America may not have been a better place but cars sure were a lot more interesting when they came with tail fins, 350-horsepower V-8 engines, air cleaners the size of charcoal grills, two-tone color schemes, and lots of chrome.
The best car show I’ve ever seen rolled through Memphis Tuesday and hundreds of cool cars were parked on Beale Street from end to end. It was Hot Rod Magazine’s 2013 Power Tour, which started in Arlington, Texas enroute to Memphis, Birmingham, Chattanooga, and the Charlotte Motor Speedway. Beale Street was packed. Somebody’s been doing something besides hanging out at Club 152.
A few personal favorites:
This 1959 Imperial convertible concept car got my vote as Best of Show. It was a scaled-down two-seater version of the land yacht that came with a 350-horsepower engine, weighed nearly three tons, and sold for a then unthinkable $6,000.
The 1959 Chevy Impala was famous for its gull wings. This model has a truck bed big enough for a piano or two.
The 1958 Chevy station wagon is decked out with a surfboard and a toboggan on top, a Sonic drive-in tray in the window, and Route 66 interior. Chevy made five different models of station wagons that year. None of them looked like this.
The Pontiac GTO was immortalized in a song “Little GTO” by Ronny and the Daytonas but there was nothing little about it. As a male fantasy, this muscle car was up there with Ursula Andress and Sophia Loren. Oddly enough, this orange one has no connection at all with the Tennessee Vols. The owner is from Colorado, and put a 1966 body on a 2006 chassis and changed the paint color.
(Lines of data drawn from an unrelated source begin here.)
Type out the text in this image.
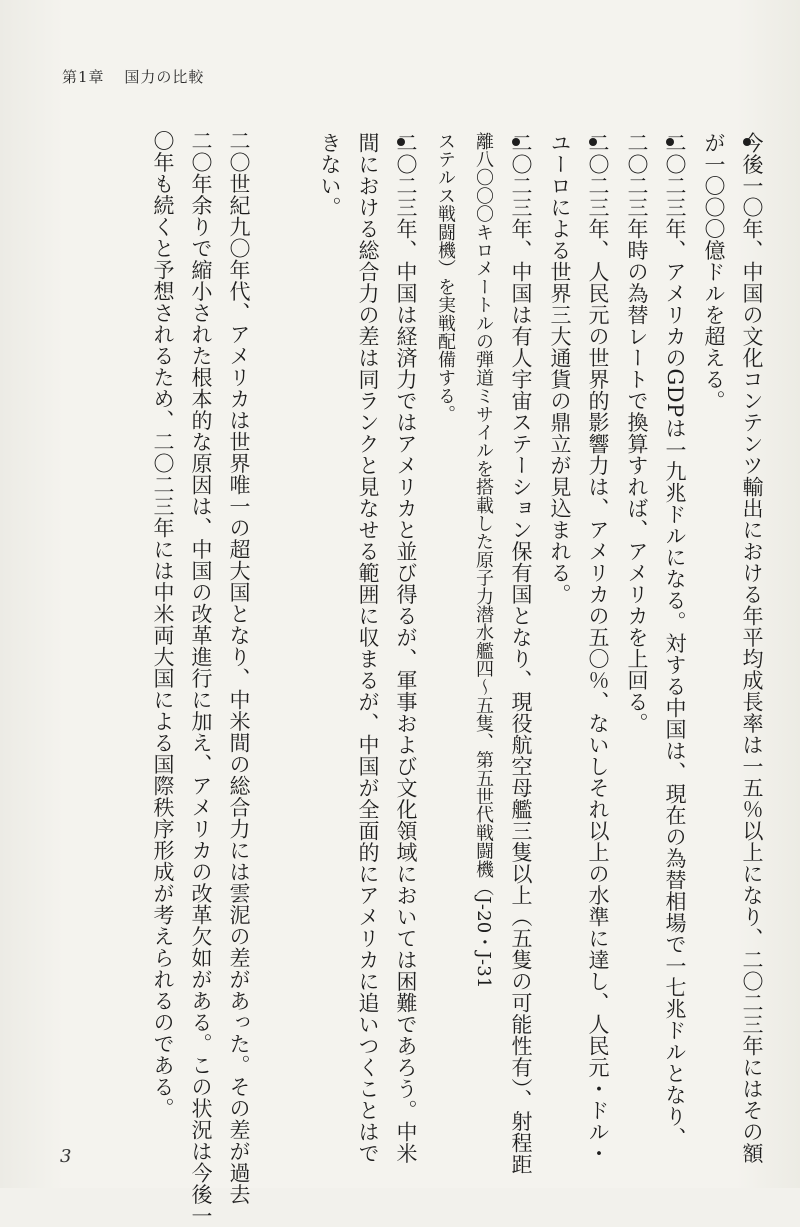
第1章 国力の比較
今後一〇年、中国の文化コンテンツ輸出における年平均成長率は一五％以上になり、二〇二三年にはその額
が一〇〇〇億ドルを超える。
二〇二三年、アメリカのGDPは一九兆ドルになる。対する中国は、現在の為替相場で一七兆ドルとなり、
二〇二三年時の為替レートで換算すれば、アメリカを上回る。
二〇二三年、人民元の世界的影響力は、アメリカの五〇％、ないしそれ以上の水準に達し、人民元・ドル・
ユーロによる世界三大通貨の鼎立が見込まれる。
二〇二三年、中国は有人宇宙ステーション保有国となり、現役航空母艦三隻以上（五隻の可能性有）、射程距
離八〇〇〇キロメートルの弾道ミサイルを搭載した原子力潜水艦四～五隻、第五世代戦闘機（J‐20・J‐31
ステルス戦闘機）を実戦配備する。
二〇二三年、中国は経済力ではアメリカと並び得るが、軍事および文化領域においては困難であろう。中米
間における総合力の差は同ランクと見なせる範囲に収まるが、中国が全面的にアメリカに追いつくことはで
きない。
二〇世紀九〇年代、アメリカは世界唯一の超大国となり、中米間の総合力には雲泥の差があった。その差が過去
二〇年余りで縮小された根本的な原因は、中国の改革進行に加え、アメリカの改革欠如がある。この状況は今後一
〇年も続くと予想されるため、二〇二三年には中米両大国による国際秩序形成が考えられるのである。
3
He said he gets asked about the Vols all the time. It drives like a dream and has never been trailered.
The cigar. The black high tops. Perfect. Nice cars too.
The muscles. The sleeveless t-shirt and tattoo. The inscription. The bald dome with the sunglasses on backwards. A classic of another kind.
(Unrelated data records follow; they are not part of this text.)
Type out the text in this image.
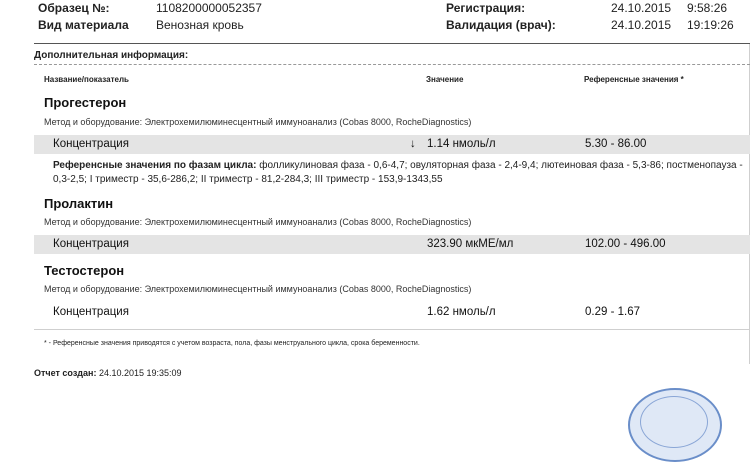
Образец №:	1108200000052357
Вид материала Венозная кровь
Регистрация:	24.10.2015 9:58:26
Валидация (врач):	24.10.2015 19:19:26
Дополнительная информация:
Название/показатель	Значение	Референсные значения *
Прогестерон
Метод и оборудование: Электрохемилюминесцентный иммуноанализ (Cobas 8000, RocheDiagnostics)
Концентрация	↓ 1.14 нмоль/л	5.30 - 86.00
Референсные значения по фазам цикла: фолликулиновая фаза - 0,6-4,7; овуляторная фаза - 2,4-9,4; лютеиновая фаза - 5,3-86; постменопауза - 0,3-2,5; I триместр - 35,6-286,2; II триместр - 81,2-284,3; III триместр - 153,9-1343,55
Пролактин
Метод и оборудование: Электрохемилюминесцентный иммуноанализ (Cobas 8000, RocheDiagnostics)
Концентрация	323.90 мкМЕ/мл	102.00 - 496.00
Тестостерон
Метод и оборудование: Электрохемилюминесцентный иммуноанализ (Cobas 8000, RocheDiagnostics)
Концентрация	1.62 нмоль/л	0.29 - 1.67
* - Референсные значения приводятся с учетом возраста, пола, фазы менструального цикла, срока беременности.
Отчет создан: 24.10.2015 19:35:09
A car watcher climbs the wall in front of Silky Sullivan’s for a better look.
A 1956 Chevy, with polished chrome and an engine so clean you could eat off of it. I rode from Michigan to Florida in such a car, although it looked nothing like this. It was dull blue with black sidewalls and a constant smell of unfiltered Camel’s coming from the front seat. Why my father did not opt for the two-tone red and white Bel Air rag top with whitewalls I will never understand.
This replica of a 1950s gas station is outside of Cleveland, Mississippi. Any one of these cars would look good in it.